El No en el plebiscito ha abierto un camino de total incertidumbre. Ni siquiera los partidarios del No parecían estar preparados para ganar; desde el domingo, Uribe y el Centro Democrático, autoerigido en vocero de todos los diversos sectores que defendieron el No, han hecho declaraciones contradictorias, sin ofrecer alternativas ni propuestas reales acordes al momento histórico que vive Colombia.

Al conocer los resultados, el Gobierno colombiano convocó a los diferentes sectores políticos para buscar conjuntamente una solución, al tiempo que declaró que el cese al fuego bilateral y definitivo seguía vigente. Las FARC-EP declararon que “mantiene su voluntad de paz y reiteran su disposición de usar solamente la palabra como arma de construcción hacia el futuro (...). La paz vencerá”, mostrándose dispuestos a buscar una solución y retornaron a su propuesta original de defender la necesidad de convocar una Asamblea nacional constituyente que permita garantizar la implementación de lo acordado.

Si bien inicialmente pareció posible encontrar una solución, según avanzan las horas ésta parece complicarse, pero cada vez es también más urgente lograrla. Y es que, pese a la aparente derrota, la mitad de quienes votaron –la abstención superó el 63% del censo, pero esto está dentro de los márgenes habituales de participación en procesos electorales en Colombia– dieron su apoyo decidido a los acuerdo, aceptando así la inclusión de las FARC-EP en la vida política y social como una alternativa política más, con derechos.

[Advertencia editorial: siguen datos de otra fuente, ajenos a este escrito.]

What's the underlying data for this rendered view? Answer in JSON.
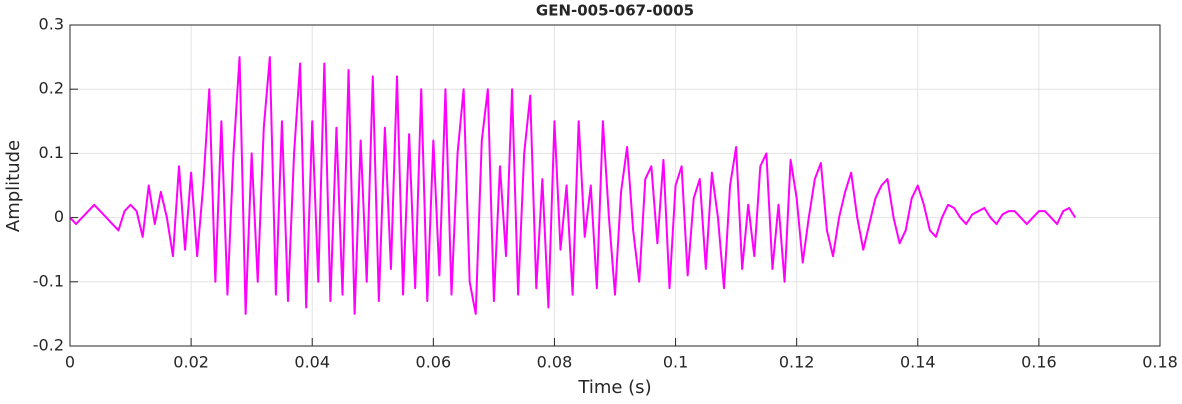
{
  "chart_data": {
    "type": "line",
    "title": "GEN-005-067-0005",
    "xlabel": "Time (s)",
    "ylabel": "Amplitude",
    "xlim": [
      0,
      0.18
    ],
    "ylim": [
      -0.2,
      0.3
    ],
    "xticks": [
      0,
      0.02,
      0.04,
      0.06,
      0.08,
      0.1,
      0.12,
      0.14,
      0.16,
      0.18
    ],
    "yticks": [
      -0.2,
      -0.1,
      0,
      0.1,
      0.2,
      0.3
    ],
    "grid": true,
    "series": [
      {
        "color": "#ff00ff",
        "x": [
          0,
          0.001,
          0.002,
          0.003,
          0.004,
          0.005,
          0.006,
          0.007,
          0.008,
          0.009,
          0.01,
          0.011,
          0.012,
          0.013,
          0.014,
          0.015,
          0.016,
          0.017,
          0.018,
          0.019,
          0.02,
          0.021,
          0.022,
          0.023,
          0.024,
          0.025,
          0.026,
          0.027,
          0.028,
          0.029,
          0.03,
          0.031,
          0.032,
          0.033,
          0.034,
          0.035,
          0.036,
          0.037,
          0.038,
          0.039,
          0.04,
          0.041,
          0.042,
          0.043,
          0.044,
          0.045,
          0.046,
          0.047,
          0.048,
          0.049,
          0.05,
          0.051,
          0.052,
          0.053,
          0.054,
          0.055,
          0.056,
          0.057,
          0.058,
          0.059,
          0.06,
          0.061,
          0.062,
          0.063,
          0.064,
          0.065,
          0.066,
          0.067,
          0.068,
          0.069,
          0.07,
          0.071,
          0.072,
          0.073,
          0.074,
          0.075,
          0.076,
          0.077,
          0.078,
          0.079,
          0.08,
          0.081,
          0.082,
          0.083,
          0.084,
          0.085,
          0.086,
          0.087,
          0.088,
          0.089,
          0.09,
          0.091,
          0.092,
          0.093,
          0.094,
          0.095,
          0.096,
          0.097,
          0.098,
          0.099,
          0.1,
          0.101,
          0.102,
          0.103,
          0.104,
          0.105,
          0.106,
          0.107,
          0.108,
          0.109,
          0.11,
          0.111,
          0.112,
          0.113,
          0.114,
          0.115,
          0.116,
          0.117,
          0.118,
          0.119,
          0.12,
          0.121,
          0.122,
          0.123,
          0.124,
          0.125,
          0.126,
          0.127,
          0.128,
          0.129,
          0.13,
          0.131,
          0.132,
          0.133,
          0.134,
          0.135,
          0.136,
          0.137,
          0.138,
          0.139,
          0.14,
          0.141,
          0.142,
          0.143,
          0.144,
          0.145,
          0.146,
          0.147,
          0.148,
          0.149,
          0.15,
          0.151,
          0.152,
          0.153,
          0.154,
          0.155,
          0.156,
          0.157,
          0.158,
          0.159,
          0.16,
          0.161,
          0.162,
          0.163,
          0.164,
          0.165,
          0.166
        ],
        "values": [
          0,
          -0.01,
          0,
          0.01,
          0.02,
          0.01,
          0,
          -0.01,
          -0.02,
          0.01,
          0.02,
          0.01,
          -0.03,
          0.05,
          -0.01,
          0.04,
          0,
          -0.06,
          0.08,
          -0.05,
          0.07,
          -0.06,
          0.05,
          0.2,
          -0.1,
          0.15,
          -0.12,
          0.1,
          0.25,
          -0.15,
          0.1,
          -0.1,
          0.14,
          0.25,
          -0.12,
          0.15,
          -0.13,
          0.1,
          0.24,
          -0.14,
          0.15,
          -0.1,
          0.24,
          -0.13,
          0.14,
          -0.12,
          0.23,
          -0.15,
          0.12,
          -0.1,
          0.22,
          -0.13,
          0.14,
          -0.08,
          0.22,
          -0.12,
          0.13,
          -0.11,
          0.2,
          -0.13,
          0.12,
          -0.09,
          0.2,
          -0.12,
          0.1,
          0.2,
          -0.1,
          -0.15,
          0.12,
          0.2,
          -0.13,
          0.08,
          -0.06,
          0.2,
          -0.12,
          0.1,
          0.19,
          -0.11,
          0.06,
          -0.14,
          0.15,
          -0.05,
          0.05,
          -0.12,
          0.15,
          -0.03,
          0.05,
          -0.11,
          0.15,
          0,
          -0.12,
          0.04,
          0.11,
          -0.02,
          -0.1,
          0.06,
          0.08,
          -0.04,
          0.09,
          -0.11,
          0.05,
          0.08,
          -0.09,
          0.03,
          0.06,
          -0.08,
          0.07,
          0,
          -0.11,
          0.05,
          0.11,
          -0.08,
          0.02,
          -0.06,
          0.08,
          0.1,
          -0.08,
          0.02,
          -0.1,
          0.09,
          0.03,
          -0.07,
          0,
          0.06,
          0.085,
          -0.02,
          -0.06,
          0,
          0.04,
          0.07,
          0,
          -0.05,
          -0.01,
          0.03,
          0.05,
          0.06,
          0,
          -0.04,
          -0.02,
          0.03,
          0.05,
          0.02,
          -0.02,
          -0.03,
          0,
          0.02,
          0.015,
          0,
          -0.01,
          0.005,
          0.01,
          0.015,
          0,
          -0.01,
          0.005,
          0.01,
          0.01,
          0,
          -0.01,
          0,
          0.01,
          0.01,
          0,
          -0.01,
          0.01,
          0.015,
          0
        ]
      }
    ]
  }
}
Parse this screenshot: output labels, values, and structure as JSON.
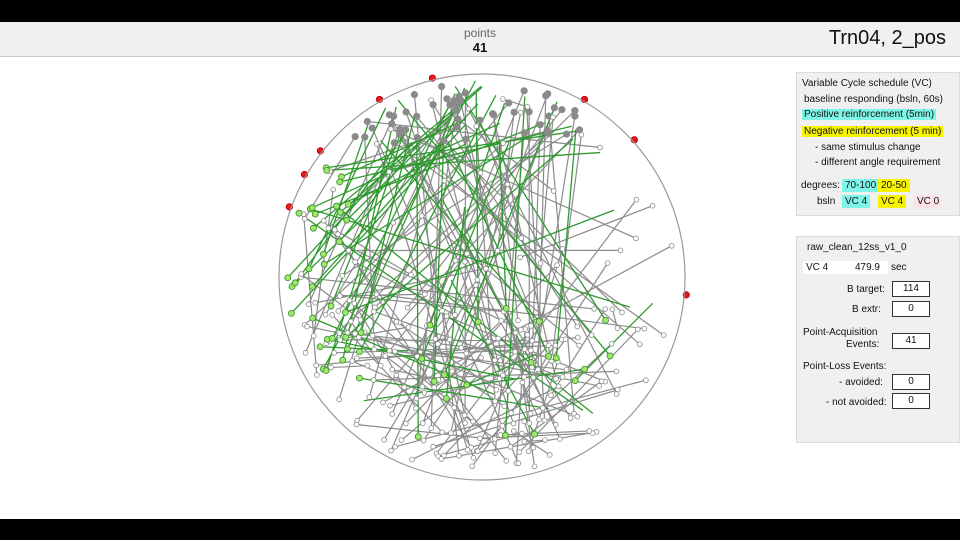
{
  "header": {
    "points_label": "points",
    "points_value": "41",
    "run_title": "Trn04, 2_pos"
  },
  "schedule_panel": {
    "title": "Variable Cycle schedule (VC)",
    "baseline": "baseline responding (bsln, 60s)",
    "positive": "Positive reinforcement (5min)",
    "negative": "Negative reinforcement (5 min)",
    "same_stimulus": "- same stimulus change",
    "different_angle": "- different angle requirement",
    "degrees_label": "degrees:",
    "deg_pos": "70-100",
    "deg_neg": "20-50",
    "bsln_label": "bsln",
    "vc_pos": "VC 4",
    "vc_neg": "VC 4",
    "vc_zero": "VC 0"
  },
  "session_panel": {
    "file_name": "raw_clean_12ss_v1_0",
    "vc_label": "VC 4",
    "time_value": "479.9",
    "time_unit": "sec",
    "b_target_label": "B target:",
    "b_target_value": "114",
    "b_extr_label": "B extr:",
    "b_extr_value": "0",
    "acq_label_1": "Point-Acquisition",
    "acq_label_2": "Events:",
    "acq_value": "41",
    "loss_label": "Point-Loss Events:",
    "avoided_label": "- avoided:",
    "avoided_value": "0",
    "not_avoided_label": "- not avoided:",
    "not_avoided_value": "0"
  },
  "colors": {
    "green_line": "#2e9a2e",
    "grey_line": "#8c8c8c",
    "red_point": "#e8151b",
    "green_point": "#9be86b",
    "cyan": "#7ff5e8",
    "yellow": "#f8f400"
  },
  "icons": {
    "arena": "circular-arena-trajectory-plot"
  }
}
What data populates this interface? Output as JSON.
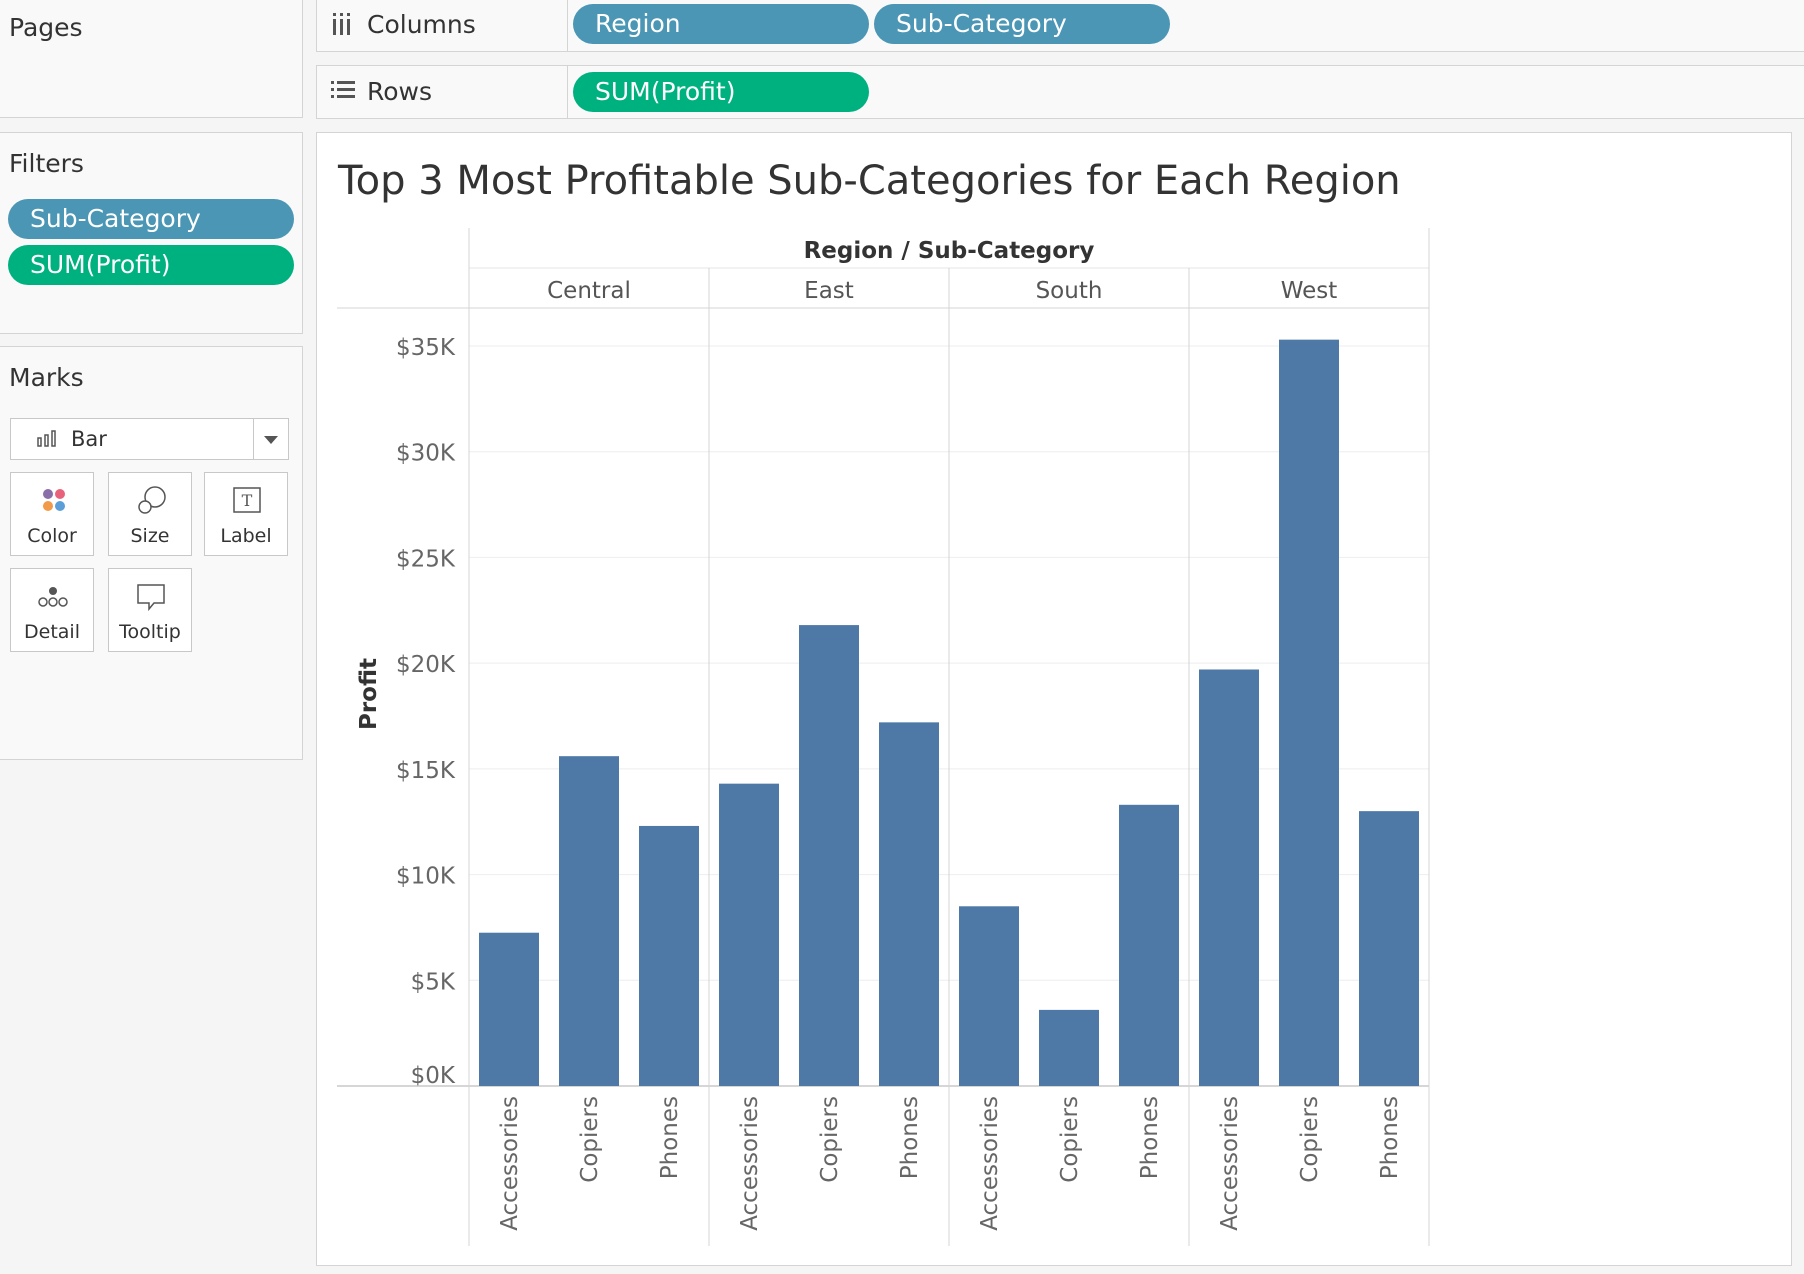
{
  "pages": {
    "title": "Pages"
  },
  "columns_shelf": {
    "label": "Columns",
    "pills": [
      "Region",
      "Sub-Category"
    ]
  },
  "rows_shelf": {
    "label": "Rows",
    "pills": [
      "SUM(Profit)"
    ]
  },
  "filters": {
    "title": "Filters",
    "pills": [
      "Sub-Category",
      "SUM(Profit)"
    ]
  },
  "marks": {
    "title": "Marks",
    "type": "Bar",
    "buttons": {
      "color": "Color",
      "size": "Size",
      "label": "Label",
      "detail": "Detail",
      "tooltip": "Tooltip"
    }
  },
  "colors": {
    "dimension_pill": "#4a96b4",
    "measure_pill": "#00b180",
    "bar": "#4e79a7"
  },
  "chart_data": {
    "type": "bar",
    "title": "Top 3 Most Profitable Sub-Categories for Each Region",
    "header_title": "Region / Sub-Category",
    "ylabel": "Profit",
    "ylim": [
      0,
      37000
    ],
    "yticks": [
      0,
      5000,
      10000,
      15000,
      20000,
      25000,
      30000,
      35000
    ],
    "ytick_labels": [
      "$0K",
      "$5K",
      "$10K",
      "$15K",
      "$20K",
      "$25K",
      "$30K",
      "$35K"
    ],
    "grid": true,
    "regions": [
      {
        "name": "Central",
        "categories": [
          "Accessories",
          "Copiers",
          "Phones"
        ],
        "values": [
          7250,
          15600,
          12300
        ]
      },
      {
        "name": "East",
        "categories": [
          "Accessories",
          "Copiers",
          "Phones"
        ],
        "values": [
          14300,
          21800,
          17200
        ]
      },
      {
        "name": "South",
        "categories": [
          "Accessories",
          "Copiers",
          "Phones"
        ],
        "values": [
          8500,
          3600,
          13300
        ]
      },
      {
        "name": "West",
        "categories": [
          "Accessories",
          "Copiers",
          "Phones"
        ],
        "values": [
          19700,
          35300,
          13000
        ]
      }
    ]
  }
}
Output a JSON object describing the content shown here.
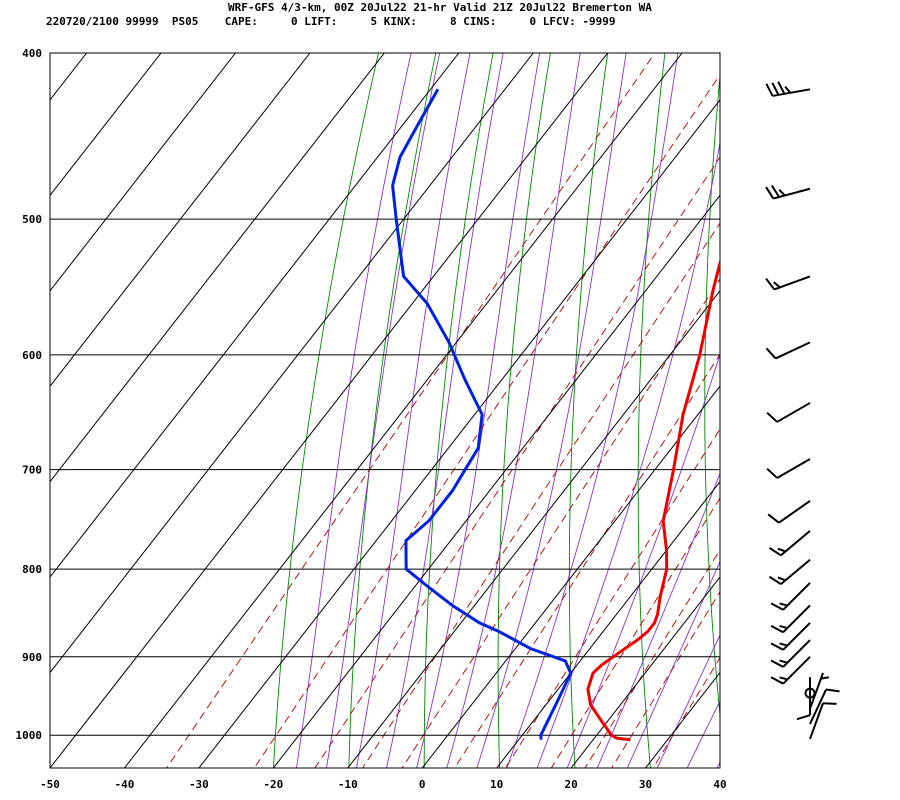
{
  "header": {
    "line1": "WRF-GFS 4/3-km, 00Z 20Jul22 21-hr Valid 21Z 20Jul22 Bremerton WA",
    "line2": "220720/2100 99999  PS05    CAPE:     0 LIFT:     5 KINX:     8 CINS:     0 LFCV: -9999"
  },
  "colors": {
    "temperature": "#ee0000",
    "dewpoint": "#0022dd",
    "isotherm_grid": "#000000",
    "dry_adiabat": "#008800",
    "moist_adiabat": "#8833cc",
    "mixing_ratio": "#aa0000",
    "wind_barb": "#000000"
  },
  "chart_data": {
    "type": "skew-t",
    "xlim": [
      -50,
      40
    ],
    "ylim": [
      1045,
      400
    ],
    "x_ticks": [
      "-50",
      "-40",
      "-30",
      "-20",
      "-10",
      "0",
      "10",
      "20",
      "30",
      "40"
    ],
    "y_ticks": [
      "400",
      "500",
      "600",
      "700",
      "800",
      "900",
      "1000"
    ],
    "series": [
      {
        "key": "temperature",
        "points": [
          [
            1006,
            25
          ],
          [
            1004,
            23
          ],
          [
            1000,
            22
          ],
          [
            980,
            19
          ],
          [
            960,
            16
          ],
          [
            940,
            14
          ],
          [
            920,
            13
          ],
          [
            910,
            13.3
          ],
          [
            900,
            14
          ],
          [
            880,
            15.5
          ],
          [
            870,
            16
          ],
          [
            860,
            16
          ],
          [
            850,
            15.5
          ],
          [
            830,
            14
          ],
          [
            800,
            12
          ],
          [
            780,
            10
          ],
          [
            750,
            6.5
          ],
          [
            700,
            2.5
          ],
          [
            650,
            -2
          ],
          [
            600,
            -6
          ],
          [
            550,
            -11
          ],
          [
            500,
            -16
          ],
          [
            470,
            -20
          ],
          [
            440,
            -25
          ],
          [
            420,
            -28
          ],
          [
            415,
            -28.5
          ]
        ]
      },
      {
        "key": "dewpoint",
        "points": [
          [
            1006,
            13
          ],
          [
            1000,
            12.5
          ],
          [
            950,
            11
          ],
          [
            920,
            10
          ],
          [
            905,
            8
          ],
          [
            890,
            2
          ],
          [
            870,
            -4
          ],
          [
            860,
            -7.5
          ],
          [
            840,
            -13
          ],
          [
            820,
            -18
          ],
          [
            800,
            -23
          ],
          [
            780,
            -25
          ],
          [
            770,
            -26
          ],
          [
            750,
            -25
          ],
          [
            720,
            -25
          ],
          [
            700,
            -25.5
          ],
          [
            680,
            -26
          ],
          [
            650,
            -29
          ],
          [
            620,
            -35
          ],
          [
            590,
            -41
          ],
          [
            560,
            -48
          ],
          [
            540,
            -54
          ],
          [
            500,
            -61
          ],
          [
            478,
            -65
          ],
          [
            460,
            -67
          ],
          [
            440,
            -68
          ],
          [
            420,
            -69
          ]
        ]
      }
    ],
    "winds": [
      {
        "p": 420,
        "dir": 260,
        "kt": 35
      },
      {
        "p": 480,
        "dir": 255,
        "kt": 25
      },
      {
        "p": 540,
        "dir": 250,
        "kt": 15
      },
      {
        "p": 590,
        "dir": 245,
        "kt": 10
      },
      {
        "p": 640,
        "dir": 240,
        "kt": 10
      },
      {
        "p": 690,
        "dir": 240,
        "kt": 10
      },
      {
        "p": 730,
        "dir": 235,
        "kt": 10
      },
      {
        "p": 760,
        "dir": 230,
        "kt": 15
      },
      {
        "p": 790,
        "dir": 230,
        "kt": 15
      },
      {
        "p": 815,
        "dir": 225,
        "kt": 15
      },
      {
        "p": 840,
        "dir": 225,
        "kt": 15
      },
      {
        "p": 860,
        "dir": 225,
        "kt": 15
      },
      {
        "p": 880,
        "dir": 225,
        "kt": 15
      },
      {
        "p": 900,
        "dir": 225,
        "kt": 15
      },
      {
        "p": 925,
        "dir": 180,
        "kt": 10
      },
      {
        "p": 945,
        "dir": 0,
        "kt": 0
      },
      {
        "p": 965,
        "dir": 20,
        "kt": 5
      },
      {
        "p": 985,
        "dir": 25,
        "kt": 10
      },
      {
        "p": 1005,
        "dir": 20,
        "kt": 10
      }
    ]
  }
}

Y esto es una gran victoria en una sociedad que hasta hace pocos años rechazaba todo lo que tuviera que ver con las FARC-EP.

La incapacidad de los sectores políticos para ponerse de acuerdo en unos aspectos mínimos que permitan salvar el acuerdo podría llevar de nuevo a la guerra entre las FARC-EP y el Gobierno, escenario que, hoy por hoy, no es deseado por nadie. Esa posibilidad ya la conocemos sobradamente: violencia contra las comunidades, violaciones de derechos humanos e infracciones al Derecho Internacional Humanitario. De igual forma, un postergamiento largo de esa solución política podría implicar también eso mismo riesgos, además de una grave inseguridad para los guerrilleros. Es necesario que todos, incluida la comunidad internacional que ha sido clave en este proceso, aporten soluciones para salir del agujero negro en el que está Colombia y caminar decididamente hacia la construcción de una paz estable y duradera.

En los próximos días se esperan movimientos políticos, pero también una gran movilización social, que llene las calles y haga resonar la esperanza y el deseo de paz. Y esperando que pronto el ELN pueda sumarse al escenario también como una fuerza política legal, rompiendo definitivamente la relación entre las armas y la política.

Colombia, y sobre todo las millones de víctimas que ha dejado la violencia, se merecen este acuerdo y poder ver, por fin, un país en paz.